HRRS-Nummer: HRRS 2026 Nr. 335
Bearbeiter: Felix Fischer/Karsten Gaede
Zitiervorschlag: BGH, 2 StR 267/25, Beschluss v. 14.01.2026, HRRS 2026 Nr. 335
Der 2. Strafsenat des Bundesgerichtshofs hat am 14. Januar 2026 gemäß § 356a StPO beschlossen:
Die Anhörungsrüge des Verurteilten gegen den Senatsbeschluss vom 4. Dezember 2025 wird auf seine Kosten zurückgewiesen.
Der Senat hat mit Beschluss vom 4. Dezember 2025 festgestellt, dass der Verurteilte seine Revision gegen das Urteil des Landgerichts Aachen vom 17. September 2024 wirksam zurückgenommen hat.

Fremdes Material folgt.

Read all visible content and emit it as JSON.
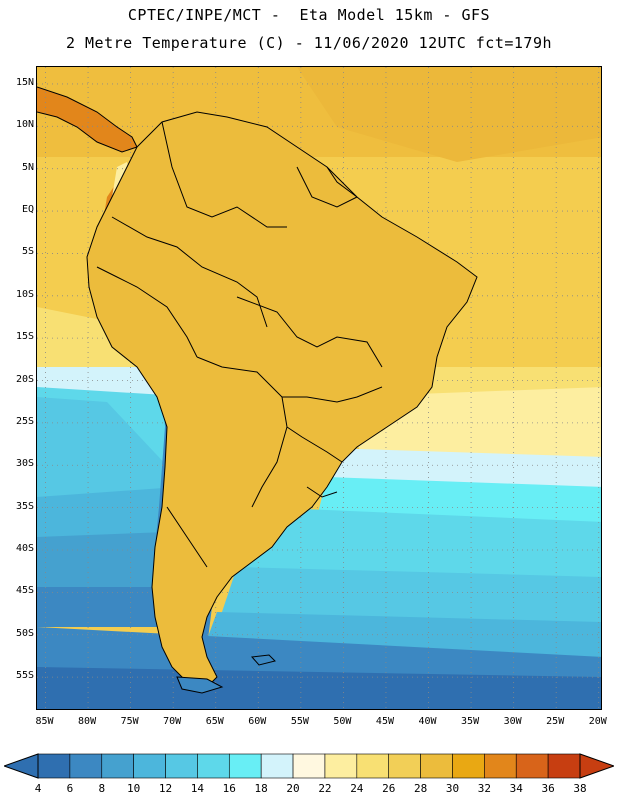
{
  "header": {
    "line1": "CPTEC/INPE/MCT -  Eta Model 15km - GFS",
    "line2": "2 Metre Temperature (C) - 11/06/2020 12UTC fct=179h"
  },
  "map": {
    "lat_labels": [
      "15N",
      "10N",
      "5N",
      "EQ",
      "5S",
      "10S",
      "15S",
      "20S",
      "25S",
      "30S",
      "35S",
      "40S",
      "45S",
      "50S",
      "55S"
    ],
    "lon_labels": [
      "85W",
      "80W",
      "75W",
      "70W",
      "65W",
      "60W",
      "55W",
      "50W",
      "45W",
      "40W",
      "35W",
      "30W",
      "25W",
      "20W"
    ],
    "extent": {
      "lon_min": -86,
      "lon_max": -19.5,
      "lat_min": -59,
      "lat_max": 17
    }
  },
  "colorbar": {
    "labels": [
      "4",
      "6",
      "8",
      "10",
      "12",
      "14",
      "16",
      "18",
      "20",
      "22",
      "24",
      "26",
      "28",
      "30",
      "32",
      "34",
      "36",
      "38"
    ],
    "colors": [
      "#2f6fb0",
      "#3c88c2",
      "#45a1cf",
      "#4cb6dc",
      "#56c8e4",
      "#5ed8ea",
      "#68eef5",
      "#d3f3fb",
      "#fff8e0",
      "#fdeea0",
      "#f8e073",
      "#f2cf57",
      "#ecbc3c",
      "#e9a813",
      "#e2861b",
      "#d8641a",
      "#c73e11"
    ],
    "low_arrow_color": "#2f6fb0",
    "high_arrow_color": "#c73e11"
  }
}
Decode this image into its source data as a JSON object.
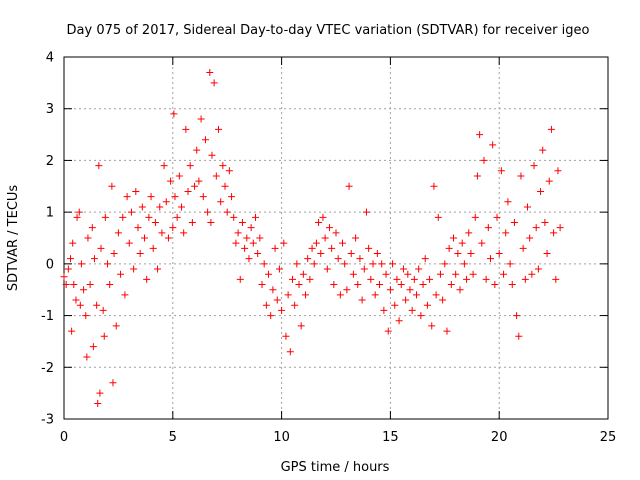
{
  "chart_data": {
    "type": "scatter",
    "title": "Day 075 of 2017, Sidereal Day-to-day VTEC variation (SDTVAR) for receiver igeo",
    "xlabel": "GPS time / hours",
    "ylabel": "SDTVAR / TECUs",
    "xlim": [
      0,
      25
    ],
    "ylim": [
      -3,
      4
    ],
    "xticks": [
      0,
      5,
      10,
      15,
      20,
      25
    ],
    "yticks": [
      -3,
      -2,
      -1,
      0,
      1,
      2,
      3,
      4
    ],
    "grid": true,
    "marker": "+",
    "colors": {
      "series": "#ff0000",
      "grid": "#a0a0a0",
      "axis": "#000000"
    },
    "series": [
      {
        "name": "SDTVAR",
        "points": [
          [
            0.0,
            -0.25
          ],
          [
            0.1,
            -0.4
          ],
          [
            0.2,
            -0.1
          ],
          [
            0.3,
            0.1
          ],
          [
            0.35,
            -1.3
          ],
          [
            0.4,
            0.4
          ],
          [
            0.45,
            -0.4
          ],
          [
            0.55,
            -0.7
          ],
          [
            0.6,
            0.9
          ],
          [
            0.7,
            1.0
          ],
          [
            0.75,
            -0.8
          ],
          [
            0.8,
            0.0
          ],
          [
            0.9,
            -0.5
          ],
          [
            1.0,
            -1.0
          ],
          [
            1.05,
            -1.8
          ],
          [
            1.1,
            0.5
          ],
          [
            1.2,
            -0.4
          ],
          [
            1.3,
            0.7
          ],
          [
            1.35,
            -1.6
          ],
          [
            1.4,
            0.1
          ],
          [
            1.5,
            -0.8
          ],
          [
            1.55,
            -2.7
          ],
          [
            1.6,
            1.9
          ],
          [
            1.65,
            -2.5
          ],
          [
            1.7,
            0.3
          ],
          [
            1.8,
            -0.9
          ],
          [
            1.85,
            -1.4
          ],
          [
            1.9,
            0.9
          ],
          [
            2.0,
            0.0
          ],
          [
            2.1,
            -0.4
          ],
          [
            2.2,
            1.5
          ],
          [
            2.25,
            -2.3
          ],
          [
            2.3,
            0.2
          ],
          [
            2.4,
            -1.2
          ],
          [
            2.5,
            0.6
          ],
          [
            2.6,
            -0.2
          ],
          [
            2.7,
            0.9
          ],
          [
            2.8,
            -0.6
          ],
          [
            2.9,
            1.3
          ],
          [
            3.0,
            0.4
          ],
          [
            3.1,
            1.0
          ],
          [
            3.2,
            -0.1
          ],
          [
            3.3,
            1.4
          ],
          [
            3.4,
            0.7
          ],
          [
            3.5,
            0.2
          ],
          [
            3.6,
            1.1
          ],
          [
            3.7,
            0.5
          ],
          [
            3.8,
            -0.3
          ],
          [
            3.9,
            0.9
          ],
          [
            4.0,
            1.3
          ],
          [
            4.1,
            0.3
          ],
          [
            4.2,
            0.8
          ],
          [
            4.3,
            -0.1
          ],
          [
            4.4,
            1.1
          ],
          [
            4.5,
            0.6
          ],
          [
            4.6,
            1.9
          ],
          [
            4.7,
            1.2
          ],
          [
            4.8,
            0.5
          ],
          [
            4.9,
            1.6
          ],
          [
            5.0,
            0.7
          ],
          [
            5.05,
            2.9
          ],
          [
            5.1,
            1.3
          ],
          [
            5.2,
            0.9
          ],
          [
            5.3,
            1.7
          ],
          [
            5.4,
            1.1
          ],
          [
            5.5,
            0.6
          ],
          [
            5.6,
            2.6
          ],
          [
            5.7,
            1.4
          ],
          [
            5.8,
            1.9
          ],
          [
            5.9,
            0.8
          ],
          [
            6.0,
            1.5
          ],
          [
            6.1,
            2.2
          ],
          [
            6.2,
            1.6
          ],
          [
            6.3,
            2.8
          ],
          [
            6.4,
            1.3
          ],
          [
            6.5,
            2.4
          ],
          [
            6.6,
            1.0
          ],
          [
            6.7,
            3.7
          ],
          [
            6.75,
            0.8
          ],
          [
            6.8,
            2.1
          ],
          [
            6.9,
            3.5
          ],
          [
            7.0,
            1.7
          ],
          [
            7.1,
            2.6
          ],
          [
            7.2,
            1.2
          ],
          [
            7.3,
            1.9
          ],
          [
            7.4,
            1.5
          ],
          [
            7.5,
            1.0
          ],
          [
            7.6,
            1.8
          ],
          [
            7.7,
            1.3
          ],
          [
            7.8,
            0.9
          ],
          [
            7.9,
            0.4
          ],
          [
            8.0,
            0.6
          ],
          [
            8.1,
            -0.3
          ],
          [
            8.2,
            0.8
          ],
          [
            8.3,
            0.3
          ],
          [
            8.4,
            0.5
          ],
          [
            8.5,
            0.1
          ],
          [
            8.6,
            0.7
          ],
          [
            8.7,
            0.4
          ],
          [
            8.8,
            0.9
          ],
          [
            8.9,
            0.2
          ],
          [
            9.0,
            0.5
          ],
          [
            9.1,
            -0.4
          ],
          [
            9.2,
            0.0
          ],
          [
            9.3,
            -0.8
          ],
          [
            9.4,
            -0.2
          ],
          [
            9.5,
            -1.0
          ],
          [
            9.6,
            -0.5
          ],
          [
            9.7,
            0.3
          ],
          [
            9.8,
            -0.7
          ],
          [
            9.9,
            -0.1
          ],
          [
            10.0,
            -0.9
          ],
          [
            10.1,
            0.4
          ],
          [
            10.2,
            -1.4
          ],
          [
            10.3,
            -0.6
          ],
          [
            10.4,
            -1.7
          ],
          [
            10.5,
            -0.3
          ],
          [
            10.6,
            -0.8
          ],
          [
            10.7,
            0.0
          ],
          [
            10.8,
            -0.4
          ],
          [
            10.9,
            -1.2
          ],
          [
            11.0,
            -0.2
          ],
          [
            11.1,
            -0.6
          ],
          [
            11.2,
            0.1
          ],
          [
            11.3,
            -0.3
          ],
          [
            11.4,
            0.3
          ],
          [
            11.5,
            0.0
          ],
          [
            11.6,
            0.4
          ],
          [
            11.7,
            0.8
          ],
          [
            11.8,
            0.2
          ],
          [
            11.9,
            0.9
          ],
          [
            12.0,
            0.5
          ],
          [
            12.1,
            -0.1
          ],
          [
            12.2,
            0.7
          ],
          [
            12.3,
            0.3
          ],
          [
            12.4,
            -0.4
          ],
          [
            12.5,
            0.6
          ],
          [
            12.6,
            0.1
          ],
          [
            12.7,
            -0.6
          ],
          [
            12.8,
            0.4
          ],
          [
            12.9,
            0.0
          ],
          [
            13.0,
            -0.5
          ],
          [
            13.1,
            1.5
          ],
          [
            13.2,
            0.2
          ],
          [
            13.3,
            -0.2
          ],
          [
            13.4,
            0.5
          ],
          [
            13.5,
            -0.4
          ],
          [
            13.6,
            0.1
          ],
          [
            13.7,
            -0.7
          ],
          [
            13.8,
            -0.1
          ],
          [
            13.9,
            1.0
          ],
          [
            14.0,
            0.3
          ],
          [
            14.1,
            -0.3
          ],
          [
            14.2,
            0.0
          ],
          [
            14.3,
            -0.6
          ],
          [
            14.4,
            0.2
          ],
          [
            14.5,
            -0.4
          ],
          [
            14.6,
            0.0
          ],
          [
            14.7,
            -0.9
          ],
          [
            14.8,
            -0.2
          ],
          [
            14.9,
            -1.3
          ],
          [
            15.0,
            -0.5
          ],
          [
            15.1,
            0.0
          ],
          [
            15.2,
            -0.8
          ],
          [
            15.3,
            -0.3
          ],
          [
            15.4,
            -1.1
          ],
          [
            15.5,
            -0.4
          ],
          [
            15.6,
            -0.1
          ],
          [
            15.7,
            -0.7
          ],
          [
            15.8,
            -0.2
          ],
          [
            15.9,
            -0.5
          ],
          [
            16.0,
            -0.9
          ],
          [
            16.1,
            -0.3
          ],
          [
            16.2,
            -0.6
          ],
          [
            16.3,
            -0.1
          ],
          [
            16.4,
            -1.0
          ],
          [
            16.5,
            -0.4
          ],
          [
            16.6,
            0.1
          ],
          [
            16.7,
            -0.8
          ],
          [
            16.8,
            -0.3
          ],
          [
            16.9,
            -1.2
          ],
          [
            17.0,
            1.5
          ],
          [
            17.1,
            -0.6
          ],
          [
            17.2,
            0.9
          ],
          [
            17.3,
            -0.2
          ],
          [
            17.4,
            -0.7
          ],
          [
            17.5,
            0.0
          ],
          [
            17.6,
            -1.3
          ],
          [
            17.7,
            0.3
          ],
          [
            17.8,
            -0.4
          ],
          [
            17.9,
            0.5
          ],
          [
            18.0,
            -0.2
          ],
          [
            18.1,
            0.2
          ],
          [
            18.2,
            -0.5
          ],
          [
            18.3,
            0.4
          ],
          [
            18.4,
            0.0
          ],
          [
            18.5,
            -0.3
          ],
          [
            18.6,
            0.6
          ],
          [
            18.7,
            0.2
          ],
          [
            18.8,
            -0.2
          ],
          [
            18.9,
            0.9
          ],
          [
            19.0,
            1.7
          ],
          [
            19.1,
            2.5
          ],
          [
            19.2,
            0.4
          ],
          [
            19.3,
            2.0
          ],
          [
            19.4,
            -0.3
          ],
          [
            19.5,
            0.7
          ],
          [
            19.6,
            0.1
          ],
          [
            19.7,
            2.3
          ],
          [
            19.8,
            -0.4
          ],
          [
            19.9,
            0.9
          ],
          [
            20.0,
            0.2
          ],
          [
            20.1,
            1.8
          ],
          [
            20.2,
            -0.2
          ],
          [
            20.3,
            0.6
          ],
          [
            20.4,
            1.2
          ],
          [
            20.5,
            0.0
          ],
          [
            20.6,
            -0.4
          ],
          [
            20.7,
            0.8
          ],
          [
            20.8,
            -1.0
          ],
          [
            20.9,
            -1.4
          ],
          [
            21.0,
            1.7
          ],
          [
            21.1,
            0.3
          ],
          [
            21.2,
            -0.3
          ],
          [
            21.3,
            1.1
          ],
          [
            21.4,
            0.5
          ],
          [
            21.5,
            -0.2
          ],
          [
            21.6,
            1.9
          ],
          [
            21.7,
            0.7
          ],
          [
            21.8,
            -0.1
          ],
          [
            21.9,
            1.4
          ],
          [
            22.0,
            2.2
          ],
          [
            22.1,
            0.8
          ],
          [
            22.2,
            0.2
          ],
          [
            22.3,
            1.6
          ],
          [
            22.4,
            2.6
          ],
          [
            22.5,
            0.6
          ],
          [
            22.6,
            -0.3
          ],
          [
            22.7,
            1.8
          ],
          [
            22.8,
            0.7
          ]
        ]
      }
    ]
  }
}
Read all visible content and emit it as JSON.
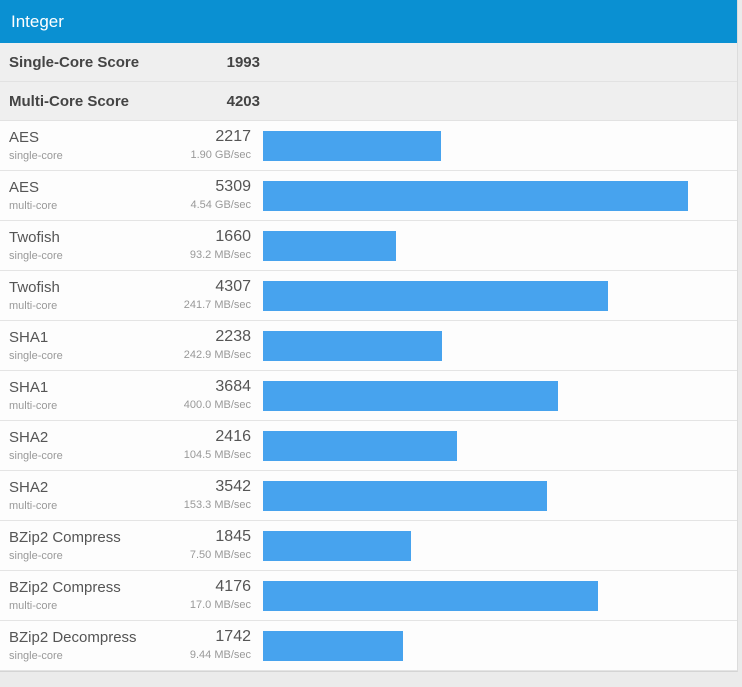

Dieser Beschluss ist dem Verteidiger des Verurteilten am 22. Dezember 2025 elektronisch übermittelt und am gleichen Tag für den Verurteilten zur Post gegeben worden.
Gegen den Senatsbeschluss vom 4. Dezember 2025 wendet sich der Verurteilte mit Schriftsatz seines Verteidigers vom 29. Dezember 2025 und beanstandet, der Senat habe bei seiner Entscheidung zu berücksichtigenden Vortrag, namentlich aus seiner Stellungnahme vom 20. Oktober 2025, übergangen und sei so zu Unrecht zu dem Ergebnis gelangt, das eine Revisionsrücknahme beinhaltende Schreiben des Verurteilten sei zu einem Zeitpunkt, zu dem das Landgericht noch zur Entgegennahme der Rücknahme zuständig gewesen sei, und vor einem deshalb unbeachtlichen Widerruf der Rücknahme bei dem Landgericht eingegangen.
Der Rechtsbehelf bleibt ohne Erfolg. Der Senat hat bei seiner Entscheidung weder Verfahrensstoff verwertet, zu dem der Verurteilte nicht gehört worden ist, noch hat er zu berücksichtigendes Vorbringen des Verurteilten übergangen oder dessen Anspruch auf rechtliches Gehör in sonstiger Weise verletzt. Der Senat hat über die Frage der Wirksamkeit der Rücknahme der Revision des Verurteilten eingehend und umfassend beraten. Ein Verstoß gegen den Anspruch des Verurteilten auf Gewährung rechtlichen Gehörs lässt sich weder daraus herleiten, dass der Senat die Argumentation der Verteidigung - der tatsächliche Inhalt der von ihr in Bezug genommenen dienstlichen Stellungnahmen ergibt sich aus der Akte - nicht für durchgreifend gehalten hat, noch daraus, dass der Senat sich hierzu nicht ausführlicher als geschehen verhalten hat.
Die Kostenentscheidung folgt aus einer entsprechenden Anwendung des § 465 Abs. 1 StPO (vgl. BGH, Beschluss vom 8. November 2023 - 4 StR 149/23, Rn. 4).